За обратным скатом, в лощине, где не достаёт наблюдение, я велел размерить шагами и обозначить кольями и верёвкой то, что мы знали про левый бок: линию его окопа, оба поворота, нишу, где стои́т машина, боковой отросток, вход в убежище и место, где ход уходит к нему в тыл.

Размеры взяли из трёх источников: мой промер с наблюдательного пункта, показания пленных и то, что видел Ковтун, когда мы вычищали стык.

Кольев не хватило. Дальше клали шинели.

Потом я привёл туда сотню Сотникова и провёл их по этой верёвочной схеме шагом, потом ещё раз, потом ещё.

Не бегом. Шагом.

Наливайко сказал вслух:

— Гляди-ка, а поворот-то левее.

Я остановил их и заставил повторить вслух, кто за кем идёт.

Сбились двое.
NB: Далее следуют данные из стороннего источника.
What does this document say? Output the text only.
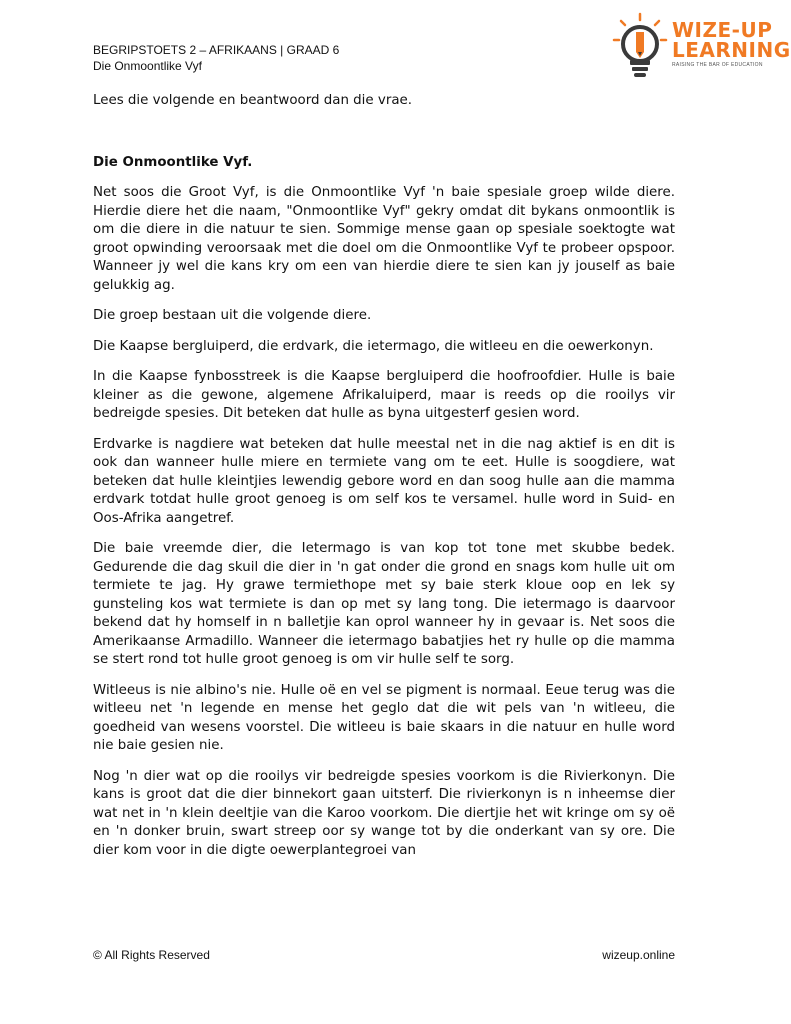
BEGRIPSTOETS 2 – AFRIKAANS | GRAAD 6
Die Onmoontlike Vyf
WIZE-UP
LEARNING
RAISING THE BAR OF EDUCATION

Lees die volgende en beantwoord dan die vrae.

Die Onmoontlike Vyf.

Net soos die Groot Vyf, is die Onmoontlike Vyf 'n baie spesiale groep wilde diere. Hierdie diere het die naam, "Onmoontlike Vyf" gekry omdat dit bykans onmoontlik is om die diere in die natuur te sien. Sommige mense gaan op spesiale soektogte wat groot opwinding veroorsaak met die doel om die Onmoontlike Vyf te probeer opspoor. Wanneer jy wel die kans kry om een van hierdie diere te sien kan jy jouself as baie gelukkig ag.

Die groep bestaan uit die volgende diere.

Die Kaapse bergluiperd, die erdvark, die ietermago, die witleeu en die oewerkonyn.

In die Kaapse fynbosstreek is die Kaapse bergluiperd die hoofroofdier. Hulle is baie kleiner as die gewone, algemene Afrikaluiperd, maar is reeds op die rooilys vir bedreigde spesies. Dit beteken dat hulle as byna uitgesterf gesien word.

Erdvarke is nagdiere wat beteken dat hulle meestal net in die nag aktief is en dit is ook dan wanneer hulle miere en termiete vang om te eet. Hulle is soogdiere, wat beteken dat hulle kleintjies lewendig gebore word en dan soog hulle aan die mamma erdvark totdat hulle groot genoeg is om self kos te versamel. hulle word in Suid- en Oos-Afrika aangetref.

Die baie vreemde dier, die Ietermago is van kop tot tone met skubbe bedek. Gedurende die dag skuil die dier in 'n gat onder die grond en snags kom hulle uit om termiete te jag. Hy grawe termiethope met sy baie sterk kloue oop en lek sy gunsteling kos wat termiete is dan op met sy lang tong. Die ietermago is daarvoor bekend dat hy homself in n balletjie kan oprol wanneer hy in gevaar is. Net soos die Amerikaanse Armadillo. Wanneer die ietermago babatjies het ry hulle op die mamma se stert rond tot hulle groot genoeg is om vir hulle self te sorg.

Witleeus is nie albino's nie. Hulle oë en vel se pigment is normaal. Eeue terug was die witleeu net 'n legende en mense het geglo dat die wit pels van 'n witleeu, die goedheid van wesens voorstel. Die witleeu is baie skaars in die natuur en hulle word nie baie gesien nie.

Nog 'n dier wat op die rooilys vir bedreigde spesies voorkom is die Rivierkonyn. Die kans is groot dat die dier binnekort gaan uitsterf. Die rivierkonyn is n inheemse dier wat net in 'n klein deeltjie van die Karoo voorkom. Die diertjie het wit kringe om sy oë en 'n donker bruin, swart streep oor sy wange tot by die onderkant van sy ore. Die dier kom voor in die digte oewerplantegroei van

© All Rights Reserved	wizeup.online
Их поставили в начало колонны, чтобы шли за старшим и не думали.

На восьмом мы прошли то же самое в темноте — вернее, с завязанными глазами: у кого нашлась портянка почище, тот завязал себе, у кого нет — шёл, зажмурившись, и врал, что зажмурился крепко.

Смеялись. Первый раз за трое суток я услышал, как эти люди смеются.

Смеялись, впрочем, недолго: на одной такой ходке трое сбились с направления и ушли в сторону, и стало ясно, что ночью это будет стоить не смеха.

Тогда мы завели верёвку.

Простая пеньковая верёвка с узлами через каждые десять шагов, за которую первая четвёрка держится левой рукой.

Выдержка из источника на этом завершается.